- Directed by: Lance Daly
- Written by: Lance Daly
- Produced by: Macdara Kelleher; Hughie Kelly;
- Starring: Stephen Rea; Kerry Condon; Grattan Smith; Simon Delaney;
- Cinematography: Ivan McCullough
- Edited by: Flora Agar; Lance Daly;
- Music by: GoBlimpsGo
- Release dates: February 22, 2004 (Dublin); November 19, 2004 (Ireland);
- Running time: 97 mins.
- Country: Ireland
- Language: English

= The Halo Effect (film) =

2004 Irish film

The Halo Effect is a 2004 Irish dramedy film, written and directed by Lance Daly.
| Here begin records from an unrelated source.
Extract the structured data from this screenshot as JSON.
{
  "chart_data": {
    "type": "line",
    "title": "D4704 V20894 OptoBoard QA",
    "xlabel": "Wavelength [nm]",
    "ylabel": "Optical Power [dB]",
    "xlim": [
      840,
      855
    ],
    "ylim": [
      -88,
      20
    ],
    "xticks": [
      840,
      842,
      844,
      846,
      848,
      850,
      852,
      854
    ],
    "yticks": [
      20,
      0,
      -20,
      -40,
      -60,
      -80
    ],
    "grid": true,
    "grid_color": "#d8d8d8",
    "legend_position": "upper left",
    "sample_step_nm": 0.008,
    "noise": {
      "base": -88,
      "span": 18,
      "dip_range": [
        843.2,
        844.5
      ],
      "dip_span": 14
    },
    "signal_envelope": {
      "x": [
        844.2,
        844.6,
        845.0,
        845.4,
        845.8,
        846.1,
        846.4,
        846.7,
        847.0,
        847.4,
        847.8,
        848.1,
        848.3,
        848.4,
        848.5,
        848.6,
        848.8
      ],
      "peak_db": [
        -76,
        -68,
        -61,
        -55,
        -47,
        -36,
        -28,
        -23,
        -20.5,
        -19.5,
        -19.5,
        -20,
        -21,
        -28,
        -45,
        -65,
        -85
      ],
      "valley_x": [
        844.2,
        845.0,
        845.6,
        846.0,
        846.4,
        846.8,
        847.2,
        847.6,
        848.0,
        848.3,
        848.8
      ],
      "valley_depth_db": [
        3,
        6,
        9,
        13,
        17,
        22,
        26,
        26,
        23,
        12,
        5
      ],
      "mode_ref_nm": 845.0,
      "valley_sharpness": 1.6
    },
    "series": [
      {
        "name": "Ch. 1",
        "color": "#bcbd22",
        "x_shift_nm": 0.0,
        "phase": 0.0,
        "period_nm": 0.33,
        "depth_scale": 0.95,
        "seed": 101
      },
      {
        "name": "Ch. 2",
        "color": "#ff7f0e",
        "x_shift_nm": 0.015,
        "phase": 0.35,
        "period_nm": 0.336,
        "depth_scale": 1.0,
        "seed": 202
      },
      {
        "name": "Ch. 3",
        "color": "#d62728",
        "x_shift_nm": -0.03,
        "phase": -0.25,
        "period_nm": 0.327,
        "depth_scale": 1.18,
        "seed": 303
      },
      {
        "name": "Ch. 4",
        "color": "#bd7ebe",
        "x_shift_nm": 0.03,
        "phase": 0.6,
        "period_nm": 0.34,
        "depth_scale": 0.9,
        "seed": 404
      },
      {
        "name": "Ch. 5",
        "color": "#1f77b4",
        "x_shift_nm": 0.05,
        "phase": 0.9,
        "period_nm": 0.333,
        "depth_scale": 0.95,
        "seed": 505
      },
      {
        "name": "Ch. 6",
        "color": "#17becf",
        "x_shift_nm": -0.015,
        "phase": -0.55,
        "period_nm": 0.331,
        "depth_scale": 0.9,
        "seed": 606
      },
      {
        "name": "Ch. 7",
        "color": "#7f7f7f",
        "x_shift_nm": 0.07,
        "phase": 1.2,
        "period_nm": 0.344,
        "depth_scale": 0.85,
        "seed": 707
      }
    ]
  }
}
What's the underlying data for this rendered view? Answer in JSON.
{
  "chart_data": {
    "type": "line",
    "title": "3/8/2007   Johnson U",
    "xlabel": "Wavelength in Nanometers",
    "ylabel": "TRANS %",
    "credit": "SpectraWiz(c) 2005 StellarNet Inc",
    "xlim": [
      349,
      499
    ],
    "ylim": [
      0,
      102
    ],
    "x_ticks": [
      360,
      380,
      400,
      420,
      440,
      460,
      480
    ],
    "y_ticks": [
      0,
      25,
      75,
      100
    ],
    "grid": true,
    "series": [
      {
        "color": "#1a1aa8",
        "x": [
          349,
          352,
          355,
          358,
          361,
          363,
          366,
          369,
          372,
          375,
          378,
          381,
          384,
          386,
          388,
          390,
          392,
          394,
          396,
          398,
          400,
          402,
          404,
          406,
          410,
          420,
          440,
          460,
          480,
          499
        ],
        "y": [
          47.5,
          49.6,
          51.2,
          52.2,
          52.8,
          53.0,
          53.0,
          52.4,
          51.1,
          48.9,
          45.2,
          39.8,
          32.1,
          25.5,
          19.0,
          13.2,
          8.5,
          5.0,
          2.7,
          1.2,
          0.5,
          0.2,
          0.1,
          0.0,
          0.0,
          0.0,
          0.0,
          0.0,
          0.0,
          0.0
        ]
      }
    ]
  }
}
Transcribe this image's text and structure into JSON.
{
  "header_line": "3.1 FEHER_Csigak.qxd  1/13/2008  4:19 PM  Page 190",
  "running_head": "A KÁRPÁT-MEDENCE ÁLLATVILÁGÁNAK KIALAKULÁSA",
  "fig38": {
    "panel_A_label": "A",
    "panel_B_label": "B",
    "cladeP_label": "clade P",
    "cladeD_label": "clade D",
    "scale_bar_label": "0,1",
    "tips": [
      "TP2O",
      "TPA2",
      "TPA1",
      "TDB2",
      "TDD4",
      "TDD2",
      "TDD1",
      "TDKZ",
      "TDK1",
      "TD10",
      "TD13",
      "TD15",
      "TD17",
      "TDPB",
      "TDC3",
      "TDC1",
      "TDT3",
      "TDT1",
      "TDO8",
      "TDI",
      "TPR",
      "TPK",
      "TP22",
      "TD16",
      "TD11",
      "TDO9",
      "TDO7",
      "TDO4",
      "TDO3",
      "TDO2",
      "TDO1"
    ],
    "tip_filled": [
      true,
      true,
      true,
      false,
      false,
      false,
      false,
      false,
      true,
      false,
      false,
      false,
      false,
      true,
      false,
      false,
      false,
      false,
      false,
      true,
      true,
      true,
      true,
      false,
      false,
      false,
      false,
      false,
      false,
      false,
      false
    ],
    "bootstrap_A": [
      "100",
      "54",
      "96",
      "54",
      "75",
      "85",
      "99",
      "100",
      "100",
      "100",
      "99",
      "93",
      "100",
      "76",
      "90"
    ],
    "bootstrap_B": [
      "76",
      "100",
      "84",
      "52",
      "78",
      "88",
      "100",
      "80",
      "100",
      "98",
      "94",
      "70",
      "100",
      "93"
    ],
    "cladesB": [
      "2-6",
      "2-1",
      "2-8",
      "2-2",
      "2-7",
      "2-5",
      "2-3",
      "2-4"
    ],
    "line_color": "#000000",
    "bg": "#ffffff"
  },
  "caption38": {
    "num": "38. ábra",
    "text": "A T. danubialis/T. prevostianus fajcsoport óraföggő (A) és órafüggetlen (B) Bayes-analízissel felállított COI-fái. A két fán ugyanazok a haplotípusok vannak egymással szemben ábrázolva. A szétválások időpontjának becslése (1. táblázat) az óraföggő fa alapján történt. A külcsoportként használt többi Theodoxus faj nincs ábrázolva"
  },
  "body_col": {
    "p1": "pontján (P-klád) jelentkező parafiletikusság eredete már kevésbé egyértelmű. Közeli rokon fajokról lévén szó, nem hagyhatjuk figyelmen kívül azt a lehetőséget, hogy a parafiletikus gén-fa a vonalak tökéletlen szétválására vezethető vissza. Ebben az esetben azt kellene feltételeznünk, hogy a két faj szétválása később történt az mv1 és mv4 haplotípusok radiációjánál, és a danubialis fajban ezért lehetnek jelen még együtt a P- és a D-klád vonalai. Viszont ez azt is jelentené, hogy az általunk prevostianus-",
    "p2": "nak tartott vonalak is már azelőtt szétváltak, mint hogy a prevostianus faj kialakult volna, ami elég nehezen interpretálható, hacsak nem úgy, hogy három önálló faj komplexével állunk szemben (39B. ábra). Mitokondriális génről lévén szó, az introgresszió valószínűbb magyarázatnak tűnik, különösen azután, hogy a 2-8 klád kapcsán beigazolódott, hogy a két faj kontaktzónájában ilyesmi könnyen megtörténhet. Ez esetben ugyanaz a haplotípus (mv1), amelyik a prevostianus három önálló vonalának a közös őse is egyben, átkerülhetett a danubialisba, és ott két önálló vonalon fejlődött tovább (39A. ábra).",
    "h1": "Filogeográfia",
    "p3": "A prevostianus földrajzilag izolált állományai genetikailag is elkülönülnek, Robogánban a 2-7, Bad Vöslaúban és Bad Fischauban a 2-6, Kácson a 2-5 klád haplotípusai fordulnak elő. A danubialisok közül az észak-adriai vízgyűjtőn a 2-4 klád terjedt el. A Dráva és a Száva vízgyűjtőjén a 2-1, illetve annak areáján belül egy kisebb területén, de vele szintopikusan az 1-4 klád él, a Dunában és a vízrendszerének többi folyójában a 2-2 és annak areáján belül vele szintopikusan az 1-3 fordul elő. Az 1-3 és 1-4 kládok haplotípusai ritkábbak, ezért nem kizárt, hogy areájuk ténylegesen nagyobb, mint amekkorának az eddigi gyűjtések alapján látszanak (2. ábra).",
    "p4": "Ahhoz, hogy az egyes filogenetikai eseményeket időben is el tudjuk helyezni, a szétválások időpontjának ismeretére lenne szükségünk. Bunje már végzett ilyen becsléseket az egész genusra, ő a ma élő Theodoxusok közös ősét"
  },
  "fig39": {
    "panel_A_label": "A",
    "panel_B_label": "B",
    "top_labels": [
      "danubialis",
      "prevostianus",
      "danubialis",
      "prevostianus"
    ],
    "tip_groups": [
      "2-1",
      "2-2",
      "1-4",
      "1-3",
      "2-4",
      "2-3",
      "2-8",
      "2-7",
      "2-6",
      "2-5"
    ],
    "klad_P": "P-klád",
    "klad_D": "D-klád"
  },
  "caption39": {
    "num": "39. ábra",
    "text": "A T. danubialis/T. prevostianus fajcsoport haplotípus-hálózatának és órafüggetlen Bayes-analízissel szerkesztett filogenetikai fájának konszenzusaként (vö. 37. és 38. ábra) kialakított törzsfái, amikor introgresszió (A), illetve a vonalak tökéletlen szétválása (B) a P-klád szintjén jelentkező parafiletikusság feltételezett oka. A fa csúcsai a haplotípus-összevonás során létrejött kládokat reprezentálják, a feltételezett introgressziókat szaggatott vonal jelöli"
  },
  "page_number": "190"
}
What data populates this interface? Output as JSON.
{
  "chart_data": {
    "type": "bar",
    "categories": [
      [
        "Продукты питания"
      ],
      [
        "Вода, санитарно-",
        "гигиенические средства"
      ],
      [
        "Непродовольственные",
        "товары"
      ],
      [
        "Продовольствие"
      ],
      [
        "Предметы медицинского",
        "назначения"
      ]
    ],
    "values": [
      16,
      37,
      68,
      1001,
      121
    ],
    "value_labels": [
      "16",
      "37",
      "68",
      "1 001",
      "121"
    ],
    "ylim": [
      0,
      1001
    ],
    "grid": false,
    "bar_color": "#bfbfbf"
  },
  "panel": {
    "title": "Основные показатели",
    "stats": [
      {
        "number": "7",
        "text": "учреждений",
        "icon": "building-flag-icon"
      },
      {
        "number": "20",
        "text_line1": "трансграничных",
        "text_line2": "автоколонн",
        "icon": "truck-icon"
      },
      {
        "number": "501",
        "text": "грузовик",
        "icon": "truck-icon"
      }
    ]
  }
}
It stars Stephen Rea, Kerry Condon, Simon Delaney, and Grattan Smith. It premiered at the Dublin International Film Festival in 2004, before being released throughout Ireland later that year.

==Synopsis==
Fatso is the kind-hearted owner of a rather bad take-away place in Dublin. His employees are a bunch of incompetent people, whom he keeps on mostly to help them survive. Also, he has a serious gambling problem resulting in mounting debts, and loan sharks are starting to make his life miserable.

==Reception==
Linda McGee of RTÉ lauded Stephen Rea's performance as being "as ever, convincing and authentic" as Fatso. Oakleigh Irish of Letterboxd praised Kerry Condon's "angelic presence" as Jean.